One thing seems clear: in the future, certain time limits would have to apply if LAWS are not to become a reality across a broad front. The fact is that the human brain needs time for complex evaluation and decision-making processes – time which must not be denied to it in the interaction between human and machine, if the human role is to remain relevant; in other words, if the decision-making process is merely to be supported, not dominated, by the machine.

Some of ICRAC’s members in discussion at the UN in Geneva

Some of ICRAC’s members in discussion at the UN in Geneva

The concept of meaningful human control is, at present, not fully fleshed out yet, and in the further course of the CCW process there will undoubtedly be considerable wrangling over precisely how it should be filled with meaning. In that process, the Campaign will be pressing for the greatest possible role for the exercise of human judgment – not only in relation to killing but also in other decisions on the use of violence or non-lethal force.

Against this background, members of ICRAC are currently (and have been for some time) thinking more in-depth about what (meaningful) human control can and should be all about, e.g. both in terms of differentiating discrete levels of supervisory control from an analytical perspective (Sharkey 2014) and in terms of a normative reminder to seek a definition that is as clear-cut, simple and with as little degrees of meaning as possible (Gubrud 2014). In its working paper series, ICRAC has already been thinking even further ahead, pondering the design of legally binding instruments and suggesting verification and compliance measures for a possible future convention on autonomous weapons (Gubrud and Altmann 2013).
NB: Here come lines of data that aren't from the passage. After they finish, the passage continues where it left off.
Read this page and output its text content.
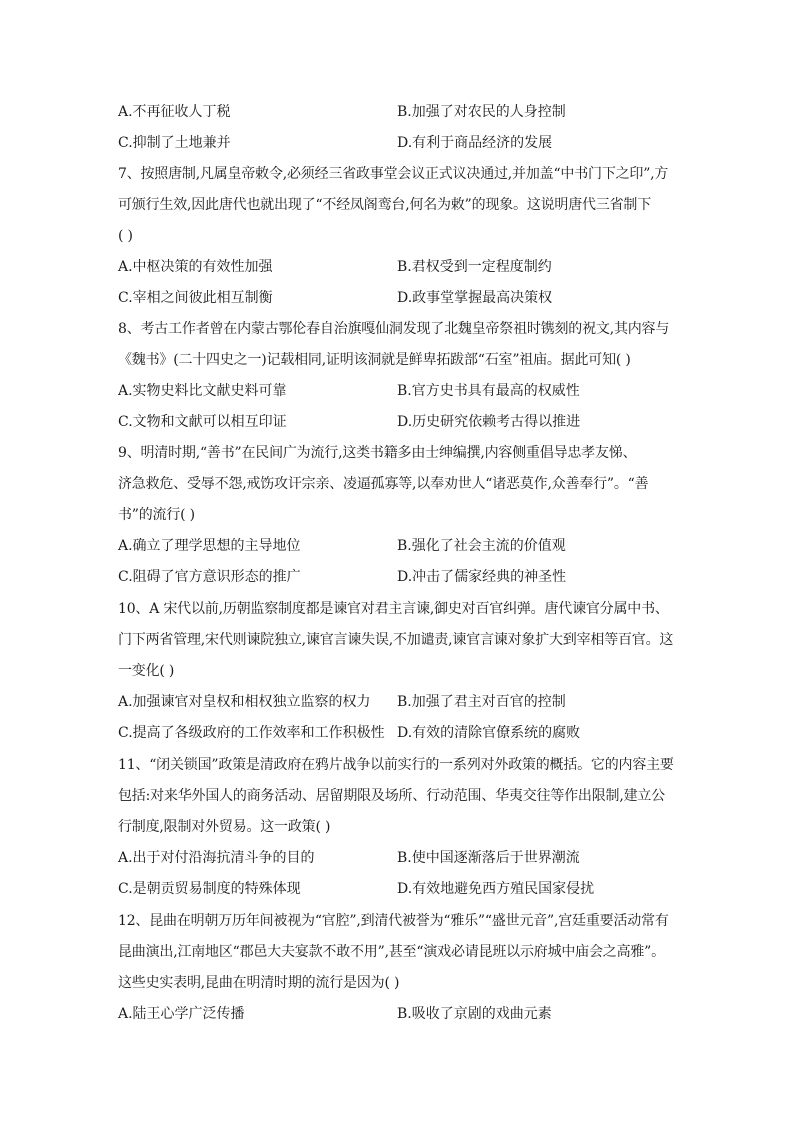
A.不再征收人丁税	B.加强了对农民的人身控制
C.抑制了土地兼并	D.有利于商品经济的发展
7、按照唐制,凡属皇帝敕令,必须经三省政事堂会议正式议决通过,并加盖“中书门下之印”,方
可颁行生效,因此唐代也就出现了“不经凤阁鸾台,何名为敕”的现象。这说明唐代三省制下
( )
A.中枢决策的有效性加强	B.君权受到一定程度制约
C.宰相之间彼此相互制衡	D.政事堂掌握最高决策权
8、考古工作者曾在内蒙古鄂伦春自治旗嘎仙洞发现了北魏皇帝祭祖时镌刻的祝文,其内容与
《魏书》(二十四史之一)记载相同,证明该洞就是鲜卑拓跋部“石室”祖庙。据此可知( )
A.实物史料比文献史料可靠	B.官方史书具有最高的权威性
C.文物和文献可以相互印证	D.历史研究依赖考古得以推进
9、明清时期,“善书”在民间广为流行,这类书籍多由士绅编撰,内容侧重倡导忠孝友悌、
济急救危、受辱不怨,戒饬攻讦宗亲、凌逼孤寡等,以奉劝世人“诸恶莫作,众善奉行”。“善
书”的流行( )
A.确立了理学思想的主导地位	B.强化了社会主流的价值观
C.阻碍了官方意识形态的推广	D.冲击了儒家经典的神圣性
10、A 宋代以前,历朝监察制度都是谏官对君主言谏,御史对百官纠弹。唐代谏官分属中书、
门下两省管理,宋代则谏院独立,谏官言谏失误,不加谴责,谏官言谏对象扩大到宰相等百官。这
一变化( )
A.加强谏官对皇权和相权独立监察的权力 B.加强了君主对百官的控制
C.提高了各级政府的工作效率和工作积极性 D.有效的清除官僚系统的腐败
11、“闭关锁国”政策是清政府在鸦片战争以前实行的一系列对外政策的概括。它的内容主要
包括:对来华外国人的商务活动、居留期限及场所、行动范围、华夷交往等作出限制,建立公
行制度,限制对外贸易。这一政策( )
A.出于对付沿海抗清斗争的目的	B.使中国逐渐落后于世界潮流
C.是朝贡贸易制度的特殊体现	D.有效地避免西方殖民国家侵扰
12、昆曲在明朝万历年间被视为“官腔”,到清代被誉为“雅乐”“盛世元音”,宫廷重要活动常有
昆曲演出,江南地区“郡邑大夫宴款不敢不用”,甚至“演戏必请昆班以示府城中庙会之高雅”。
这些史实表明,昆曲在明清时期的流行是因为( )
A.陆王心学广泛传播	B.吸收了京剧的戏曲元素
There is lots of work to do, but considerable progress has been made. As a founding member of the Campaign to Stop Killer Robots, ICRAC will keep working towards a pre-emptive ban on lethal autonomous weapon systems to ensure that the future of robotics is a peaceful one.

This post is based on a policy paper titled Autonomous Weapons Systems – Humanising or Dehumanising Warfare?, published by the German “Development and Peace Foundation” as “Global Governance Spotlight 4|2014″.